# Worker Management and Resource Allocation in Agent-Lightning: A Complete Technical Guide

> Master worker management and resource allocation in Agent-Lightning. Learn how this guide details scalable agent execution with store-driven APIs and lifecycle management.

- Repository: [Microsoft/agent-lightning](https://github.com/microsoft/agent-lightning)
- Tags: how-to-guide
- Published: 2026-04-01

---

**Agent-Lightning coordinates distributed workers through a store-driven API that handles heartbeat-driven lifecycle management and versioned resource allocation, enabling scalable agent execution across process boundaries.**

Agent-Lightning is a Microsoft open-source framework designed for orchestrating agent rollouts across distributed compute environments. Understanding **worker management and resource allocation in agent-lightning** is essential for scaling agent workloads, as the framework abstracts workers as lightweight data models and provides atomic store operations for lifecycle tracking and resource versioning.

## Worker Data Model and Lifecycle

The **Worker** model defined in [`agentlightning/types/core.py`](https://github.com/microsoft/agent-lightning/blob/main/agentlightning/types/core.py) (lines 36-56) serves as the central abstraction for tracking execution units. Workers report heartbeats, maintain status timestamps, and consume versioned resources throughout their lifecycle.

### Worker Creation and Initial Heartbeat

When an `AgentRunner` initializes, it generates a `worker_id` (UUID or user-provided string). The first heartbeat triggers `store.update_worker(worker_id, snapshot)`, which creates a `Worker` entry with `last_heartbeat_time` set to the current epoch.
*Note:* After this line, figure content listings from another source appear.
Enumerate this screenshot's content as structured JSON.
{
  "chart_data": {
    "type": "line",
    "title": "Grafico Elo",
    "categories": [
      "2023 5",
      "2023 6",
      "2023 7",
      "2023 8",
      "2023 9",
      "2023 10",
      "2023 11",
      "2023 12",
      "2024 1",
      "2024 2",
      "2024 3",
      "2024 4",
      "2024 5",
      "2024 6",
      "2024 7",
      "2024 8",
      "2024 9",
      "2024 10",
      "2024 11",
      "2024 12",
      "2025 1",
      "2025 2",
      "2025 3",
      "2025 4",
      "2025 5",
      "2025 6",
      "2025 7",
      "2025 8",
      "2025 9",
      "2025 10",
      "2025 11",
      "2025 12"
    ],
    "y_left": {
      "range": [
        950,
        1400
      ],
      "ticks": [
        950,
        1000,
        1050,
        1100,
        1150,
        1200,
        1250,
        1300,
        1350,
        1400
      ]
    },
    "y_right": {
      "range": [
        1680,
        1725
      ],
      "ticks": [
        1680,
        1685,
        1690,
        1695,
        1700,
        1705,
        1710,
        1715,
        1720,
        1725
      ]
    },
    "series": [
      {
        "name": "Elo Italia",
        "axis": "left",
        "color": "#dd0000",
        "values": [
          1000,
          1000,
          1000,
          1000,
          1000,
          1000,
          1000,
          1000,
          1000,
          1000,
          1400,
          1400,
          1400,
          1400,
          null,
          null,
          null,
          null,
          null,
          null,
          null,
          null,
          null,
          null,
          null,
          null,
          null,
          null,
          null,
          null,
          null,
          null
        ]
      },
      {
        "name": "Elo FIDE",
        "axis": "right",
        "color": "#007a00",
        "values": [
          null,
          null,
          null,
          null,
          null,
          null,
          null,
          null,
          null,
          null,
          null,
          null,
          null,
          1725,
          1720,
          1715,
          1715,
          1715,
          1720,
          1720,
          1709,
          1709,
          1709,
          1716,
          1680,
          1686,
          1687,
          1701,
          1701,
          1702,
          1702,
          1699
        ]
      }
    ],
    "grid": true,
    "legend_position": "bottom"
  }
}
By default, newly created workers appear with `status="unknown"` until assigned to a rollout, as verified in [`tests/store/test_threading.py`](https://github.com/microsoft/agent-lightning/blob/main/tests/store/test_threading.py).

### Background Heartbeat Loop Implementation

The heartbeat mechanism resides in [`agentlightning/runner/agent.py`](https://github.com/microsoft/agent-lightning/blob/main/agentlightning/runner/agent.py) (lines 418-470). The `AgentRunner` starts a background loop via `_start_heartbeat_loop` that operates in two modes:

- **Asyncio mode**: A single coroutine captures and emits snapshots
- **Threaded mode**: A producer thread captures snapshots while a consumer thread pushes them via a temporary event loop

The loop respects jitter (`_interval_jitter`) and aborts if snapshots become stale (older than `heartbeat_interval + jitter + 1` second):

```python
async def _emit_heartbeat(self, store: LightningStore) -> None:
    snap = system_snapshot(self._heartbeat_include_gpu)
    await store.update_worker(self.get_worker_id(), snap)

```

### Status Derivation from Timestamps

Rather than storing status explicitly, the framework derives worker state from timestamp fields:

- `last_heartbeat_time`: Indicates liveness
- `last_idle_time`: Marks when worker became available
- `last_busy_time`: Tracks active rollout execution

This approach eliminates the need for complex state machines while enabling accurate liveness detection.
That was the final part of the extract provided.